The fuel, known as plutonium-238, is a radioactive isotope of plutonium that's been used in several types of NASA missions to date, including the New Horizons mission, which reached Pluto earlier in 2015. While spacecraft can typically use solar energy to power themselves if they stick relatively close to Earth, missions that travel farther out in the solar system - where the sun's radiation becomes more faint - require fuel to keep themselves moving.
While other isotopes could theoretically also get the job done, plutonium-238 is ideal because of it's "unique combination of properties," said Rebecca Onuschak, a program director in the Department of Energy's Office of Space and Defense Power Systems.
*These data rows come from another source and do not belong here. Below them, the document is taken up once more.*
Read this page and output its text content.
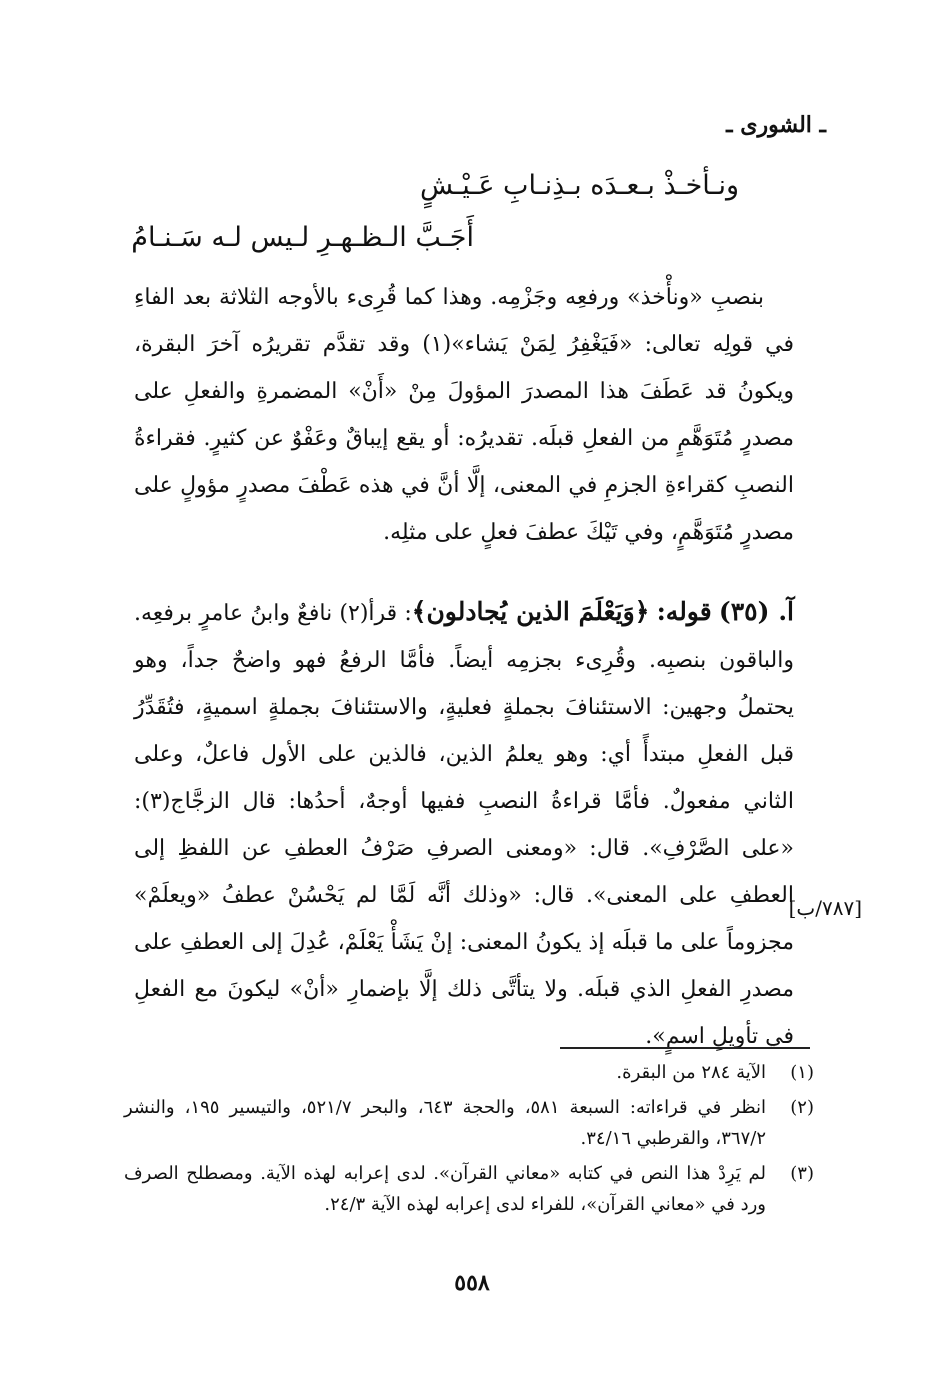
ـ الشورى ـ
ونـأخـذْ بـعـدَه بـذِنـابِ عَـيْـشٍ
أَجَـبَّ الـظـهـرِ لـيس لـه سَـنـامُ

بنصبِ «ونأْخذ» ورفعِه وجَزْمِه. وهذا كما قُرِىء بالأوجه الثلاثة بعد الفاءِ في قولِه تعالى: «فَيَغْفِرُ لِمَنْ يَشاء»(١) وقد تقدَّم تقريرُه آخرَ البقرة، ويكونُ قد عَطَفَ هذا المصدرَ المؤولَ مِنْ «أَنْ» المضمرةِ والفعلِ على مصدرٍ مُتَوَهَّمٍ من الفعلِ قبلَه. تقديرُه: أو يقع إيباقٌ وعَفْوٌ عن كثيرٍ. فقراءةُ النصبِ كقراءةِ الجزمِ في المعنى، إلَّا أنَّ في هذه عَطْفَ مصدرٍ مؤولٍ على مصدرٍ مُتَوَهَّمٍ، وفي تَيْكَ عطفَ فعلٍ على مثلِه.

آ. (٣٥) قوله: ﴿وَيَعْلَمَ الذين يُجادلون﴾: قرأ(٢) نافعٌ وابنُ عامرٍ برفعِه. والباقون بنصبِه. وقُرِىء بجزمِه أيضاً. فأمَّا الرفعُ فهو واضحٌ جداً، وهو يحتملُ وجهين: الاستئنافَ بجملةٍ فعليةٍ، والاستئنافَ بجملةٍ اسميةٍ، فتُقَدِّرُ قبل الفعلِ مبتدأً أي: وهو يعلمُ الذين، فالذين على الأول فاعلٌ، وعلى الثاني مفعولٌ. فأمَّا قراءةُ النصبِ ففيها أوجهٌ، أحدُها: قال الزجَّاج(٣): «على الصَّرْفِ». قال: «ومعنى الصرفِ صَرْفُ العطفِ عن اللفظِ إلى العطفِ على المعنى». قال: «وذلك أنَّه لَمَّا لم يَحْسُنْ عطفُ «ويعلَمْ» مجزوماً على ما قبلَه إذ يكونُ المعنى: إنْ يَشَأْ يَعْلَمْ، عُدِلَ إلى العطفِ على مصدرِ الفعلِ الذي قبلَه. ولا يتأتَّى ذلك إلَّا بإضمارِ «أنْ» ليكونَ مع الفعلِ في تأويلِ اسمٍ».

[٧٨٧/ب]
(١)
الآية ٢٨٤ من البقرة.
(٢)
انظر في قراءاته: السبعة ٥٨١، والحجة ٦٤٣، والبحر ٥٢١/٧، والتيسير ١٩٥، والنشر ٣٦٧/٢، والقرطبي ٣٤/١٦.
(٣)
لم يَرِدْ هذا النص في كتابه «معاني القرآن». لدى إعرابه لهذه الآية. ومصطلح الصرف ورد في «معاني القرآن»، للفراء لدى إعرابه لهذه الآية ٢٤/٣.
٥٥٨
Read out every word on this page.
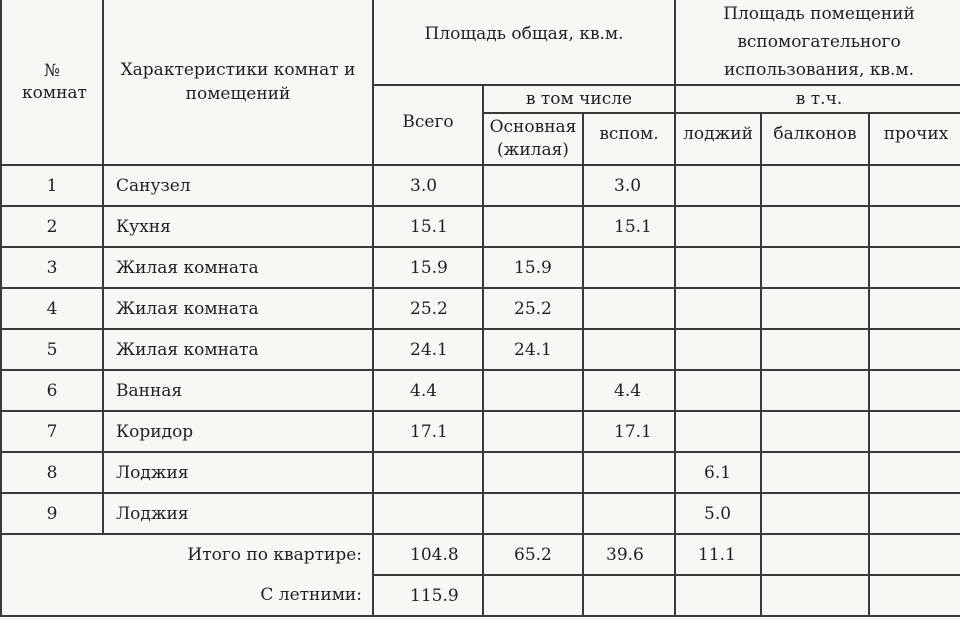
№ комнат	Характеристики комнат и помещений	Площадь общая, кв.м.			Площадь помещений вспомогательного использования, кв.м.		
		Всего	в том числе		в т.ч.		
			Основная (жилая)	вспом.	лоджий	балконов	прочих
1	Санузел	3.0		3.0			
2	Кухня	15.1		15.1			
3	Жилая комната	15.9	15.9				
4	Жилая комната	25.2	25.2				
5	Жилая комната	24.1	24.1				
6	Ванная	4.4		4.4			
7	Коридор	17.1		17.1			
8	Лоджия				6.1		
9	Лоджия				5.0		
Итого по квартире:		104.8	65.2	39.6	11.1		
С летними:		115.9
Most notably, it's safer to work with than many other types of radioactive materials.
But despite its importance for space exploration, the fuel has been out of production for close to 30 years now. It was originally produced at the Savannah River plant in South Carolina as a byproduct in the production of defense nuclear isotopes during the Cold War, Onuschak said. But production was discontinued in the late 1980s when the defense missions ended and the reactors were shut down.
Over the past several years, scientists at Oak Ridge National Laboratory have worked on designing new ways of creating plutonium-238. They've had to work with smaller reactors than the ones formerly used at Savannah River, said Bob Wham, a plutonium-238 technology integration manager at Oak Ridge National Laboratory.
Eventually, their labors paid off. On Dec. 22, the Department of Energy announced that researchers at Oak Ridge had managed to produce 50 grams of plutonium-238 - a feat that hasn't been performed since production was halted at Savannah River.
What's available now will still be enough to get NASA through its next planned Mars mission - the Mars 2020 rover - but if NASA wants to continue sending such missions as New Horizons into deep space, it will need new stores of fuel in the future.
In the meantime, NASA's Radioisotope Power Systems program will also be funding research into the development of more efficient MMRTGs - that nuclear battery used to supply electricity to spacecraft. According to the Department of Energy, researchers in the program are hoping to produce a new MMRTG that would be able to provide about 25 percent more power at the beginning of a mission and up to 50 percent more at the end.
The revived interest in fuel production and efficiency signals the start of a new era for space exploration - one which many enthusiastic scientists have had a hand in, Wham said.
"We've got a lot of great people in Oak Ridge that are working on [the project], as well as people in Idaho and Los Alamos national labs," he said. "It's great to know that there are that many people that are excited and enthusiastic about it."